40 Garrett High School students expected to sign up for paid welding apprenticeship program

Local News

GARRETT, Ind. (WANE) – Garrett High school is expecting 40 juniors and seniors to sign up for a new paid welding apprenticeship program created by Northeast Indiana Works and Garrett High School on Sept. 17.

The up to three-year welding apprenticeship, approved by the U.S. Department of Labor (DOL), is an extension of an existing State Earn and Learn (SEAL) career development welding program at Garrett, Northeast Indiana Works said. It is just the third and largest registered apprenticeship in Indiana supported by a workforce development board.

The competency-based apprenticeship will include at least 2,000 hours of on-the-job learning and a minimum of 634 hours of related instruction provided by Ivy Tech Community College at Garrett High School. Northeast Indiana Works said apprentices completing the program will have demonstrated proficiency in 42 competencies, earned a number of industry-recognized certificates and acquired 21 Ivy Tech college credits.

“This DOL youth welding apprenticeship program with Garrett High School serves as a model for all Indiana regional Workforce Development Boards on how to best collaborate, engage employers, and build high-quality work-based learning opportunities for students that will launch careers,” said Matt Presley, regional director of the state’s Office of Work-Based Learning and Apprenticeship.

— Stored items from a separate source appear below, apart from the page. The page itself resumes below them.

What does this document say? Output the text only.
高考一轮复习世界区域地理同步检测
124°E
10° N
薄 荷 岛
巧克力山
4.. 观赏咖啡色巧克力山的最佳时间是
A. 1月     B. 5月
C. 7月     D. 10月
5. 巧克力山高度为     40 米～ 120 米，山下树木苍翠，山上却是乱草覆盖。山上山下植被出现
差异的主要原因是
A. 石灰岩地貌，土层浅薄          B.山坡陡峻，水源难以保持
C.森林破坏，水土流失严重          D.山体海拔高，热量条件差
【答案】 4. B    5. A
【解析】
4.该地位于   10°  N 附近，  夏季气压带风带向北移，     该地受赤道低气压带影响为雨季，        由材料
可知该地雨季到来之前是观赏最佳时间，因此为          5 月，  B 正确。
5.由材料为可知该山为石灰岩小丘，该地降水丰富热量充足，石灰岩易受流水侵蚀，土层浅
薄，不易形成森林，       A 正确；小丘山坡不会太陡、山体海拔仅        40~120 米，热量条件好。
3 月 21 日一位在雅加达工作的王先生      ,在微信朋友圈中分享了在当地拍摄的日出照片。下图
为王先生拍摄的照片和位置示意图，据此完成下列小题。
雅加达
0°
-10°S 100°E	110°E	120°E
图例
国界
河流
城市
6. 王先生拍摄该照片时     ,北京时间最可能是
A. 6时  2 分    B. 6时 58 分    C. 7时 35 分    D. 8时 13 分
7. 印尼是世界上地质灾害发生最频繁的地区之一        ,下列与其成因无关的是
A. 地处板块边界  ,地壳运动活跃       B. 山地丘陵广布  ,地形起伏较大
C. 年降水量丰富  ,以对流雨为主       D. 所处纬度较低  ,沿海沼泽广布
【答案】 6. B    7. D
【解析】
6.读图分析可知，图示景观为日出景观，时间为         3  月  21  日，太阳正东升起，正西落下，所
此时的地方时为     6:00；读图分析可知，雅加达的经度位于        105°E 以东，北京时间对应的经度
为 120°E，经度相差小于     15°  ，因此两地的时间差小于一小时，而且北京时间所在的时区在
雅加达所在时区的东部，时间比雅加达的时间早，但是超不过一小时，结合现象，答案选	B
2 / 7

Northeast Indiana Works said eight employers have signed up to provide on-the-job learning for the Garrett apprentices: Metal Technologies Inc. (MTI), TFC Canopy, and Plumbers & Steamfitters Local 166, which also has an articulation agreement with five employers who have agreed to take on Garrett welding apprentices.

Kent Prosser, business manager at Local 166, said the apprentice program will be an integral part of the local’s recruitment process “and more importantly streamlining our recruitment process. Students have the chance to be under the wing of a journeyman and contractor and that could set them up for a lifelong career.”